If an angle of a parallelogram is two – third of its adjacent angle, find the angles of a parallelogram.

Answer 1

Hint: We will first start by using the fact that the sum of adjacent angles of a parallelogram is $180{}^\circ $. Then we will let the one angle of parallelogram as x and according to the question we have the adjacent angle as $\dfrac{2}{3}x$. Then we will use the fact to find the value of x and similarly other angles.

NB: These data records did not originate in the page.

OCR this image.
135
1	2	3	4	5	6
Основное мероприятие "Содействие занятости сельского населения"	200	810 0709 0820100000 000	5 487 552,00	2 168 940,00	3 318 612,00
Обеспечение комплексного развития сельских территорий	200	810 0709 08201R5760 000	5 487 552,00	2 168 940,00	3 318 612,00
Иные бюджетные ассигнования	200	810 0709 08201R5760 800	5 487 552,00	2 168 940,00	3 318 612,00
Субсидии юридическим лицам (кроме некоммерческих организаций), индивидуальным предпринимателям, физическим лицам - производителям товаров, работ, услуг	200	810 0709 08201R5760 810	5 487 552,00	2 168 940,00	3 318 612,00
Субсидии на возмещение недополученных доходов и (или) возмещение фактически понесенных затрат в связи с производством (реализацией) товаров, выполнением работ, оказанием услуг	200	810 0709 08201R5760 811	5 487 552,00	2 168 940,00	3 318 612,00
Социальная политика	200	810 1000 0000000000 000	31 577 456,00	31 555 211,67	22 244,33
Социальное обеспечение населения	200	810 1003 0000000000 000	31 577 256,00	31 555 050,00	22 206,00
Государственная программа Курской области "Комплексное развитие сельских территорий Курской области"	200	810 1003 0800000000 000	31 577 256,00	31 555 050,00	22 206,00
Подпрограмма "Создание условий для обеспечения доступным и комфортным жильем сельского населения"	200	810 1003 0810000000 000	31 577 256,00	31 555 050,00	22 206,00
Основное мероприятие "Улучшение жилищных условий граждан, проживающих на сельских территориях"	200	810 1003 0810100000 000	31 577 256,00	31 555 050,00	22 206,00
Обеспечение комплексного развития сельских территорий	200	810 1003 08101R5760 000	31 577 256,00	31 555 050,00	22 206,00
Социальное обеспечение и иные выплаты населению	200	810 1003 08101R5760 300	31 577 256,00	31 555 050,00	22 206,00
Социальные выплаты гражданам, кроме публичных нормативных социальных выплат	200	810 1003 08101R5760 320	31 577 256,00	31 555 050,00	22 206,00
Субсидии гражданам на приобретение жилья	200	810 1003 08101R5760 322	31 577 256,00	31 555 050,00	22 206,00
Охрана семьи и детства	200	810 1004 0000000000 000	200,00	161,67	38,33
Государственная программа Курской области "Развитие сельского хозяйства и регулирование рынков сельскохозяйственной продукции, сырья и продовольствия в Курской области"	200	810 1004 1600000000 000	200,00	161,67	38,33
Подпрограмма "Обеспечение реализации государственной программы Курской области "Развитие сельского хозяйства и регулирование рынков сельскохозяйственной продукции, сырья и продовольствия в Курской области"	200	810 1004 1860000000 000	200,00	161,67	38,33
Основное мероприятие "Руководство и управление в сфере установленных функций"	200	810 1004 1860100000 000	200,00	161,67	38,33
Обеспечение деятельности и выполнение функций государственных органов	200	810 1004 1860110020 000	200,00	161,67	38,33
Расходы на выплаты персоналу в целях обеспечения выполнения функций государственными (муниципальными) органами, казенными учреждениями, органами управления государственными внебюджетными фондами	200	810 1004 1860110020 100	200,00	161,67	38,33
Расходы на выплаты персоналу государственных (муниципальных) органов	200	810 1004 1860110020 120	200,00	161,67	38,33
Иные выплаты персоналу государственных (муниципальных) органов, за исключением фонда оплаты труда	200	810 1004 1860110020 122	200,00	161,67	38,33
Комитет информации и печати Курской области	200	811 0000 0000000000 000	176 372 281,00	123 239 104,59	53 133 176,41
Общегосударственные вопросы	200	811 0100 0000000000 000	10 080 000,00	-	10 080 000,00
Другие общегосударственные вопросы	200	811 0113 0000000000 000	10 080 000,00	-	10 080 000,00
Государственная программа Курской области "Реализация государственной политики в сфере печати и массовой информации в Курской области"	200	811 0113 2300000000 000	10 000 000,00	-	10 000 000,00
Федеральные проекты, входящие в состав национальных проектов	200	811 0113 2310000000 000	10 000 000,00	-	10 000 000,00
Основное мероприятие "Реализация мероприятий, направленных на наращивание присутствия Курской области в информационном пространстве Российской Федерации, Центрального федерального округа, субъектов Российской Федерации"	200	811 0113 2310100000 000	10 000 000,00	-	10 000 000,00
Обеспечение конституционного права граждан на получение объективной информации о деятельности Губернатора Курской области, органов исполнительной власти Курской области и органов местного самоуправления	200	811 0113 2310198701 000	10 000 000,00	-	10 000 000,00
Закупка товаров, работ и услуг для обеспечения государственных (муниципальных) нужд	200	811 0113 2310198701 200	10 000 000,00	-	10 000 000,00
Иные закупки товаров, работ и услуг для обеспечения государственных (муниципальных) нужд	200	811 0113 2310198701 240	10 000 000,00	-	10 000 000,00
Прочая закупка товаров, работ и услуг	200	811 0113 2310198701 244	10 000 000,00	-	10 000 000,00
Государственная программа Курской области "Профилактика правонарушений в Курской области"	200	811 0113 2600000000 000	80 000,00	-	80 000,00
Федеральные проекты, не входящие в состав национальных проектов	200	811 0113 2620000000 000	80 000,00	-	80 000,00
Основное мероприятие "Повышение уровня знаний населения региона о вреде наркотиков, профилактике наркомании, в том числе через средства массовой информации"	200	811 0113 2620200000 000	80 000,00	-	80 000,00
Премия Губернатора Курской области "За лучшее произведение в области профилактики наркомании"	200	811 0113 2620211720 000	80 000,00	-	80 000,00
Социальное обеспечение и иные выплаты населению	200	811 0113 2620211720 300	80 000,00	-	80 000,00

Complete step-by-step answer:
Now, we have been given that one angle of a parallelogram is $\dfrac{2}{3}$ of its adjacent. Therefore, we let the one angle of parallelogram as x. Therefore, the adjacent angle is $\dfrac{2}{3}x$.

Now, we know that the sum of the adjacent angles of a parallelogram is $180{}^\circ $. Therefore, we have,
$\begin{align}
  & x+\dfrac{2}{3}x=180{}^\circ \\
 & \dfrac{5x}{3}=180{}^\circ \\
 & x=\dfrac{3}{5}\times 180{}^\circ \\
 & x=3\times 36{}^\circ \\
 & x=108{}^\circ \\
 & \dfrac{2}{3}x=72{}^\circ \\
\end{align}$
Now, we know that the opposite angles of a parallelogram are equal. Therefore, we have,
\[\begin{align}
  & \angle ABC=\dfrac{2}{3}x=72{}^\circ \\
 & \angle BCD=x=108{}^\circ \\
\end{align}\]
The angles of the parallelogram are \[108{}^\circ ,72{}^\circ ,108{}^\circ ,72{}^\circ \] respectively.

Note: We have used a property of parallelogram that the opposite angles of a parallelogram are equal. Therefore, we have,
\[\begin{align}
  & \angle ABC=\angle ADC=72{}^\circ \\
 & \angle BAD=\angle BCD=108{}^\circ \\
\end{align}\]
Using this property has helped us to find all the angles of the parallelogram easily.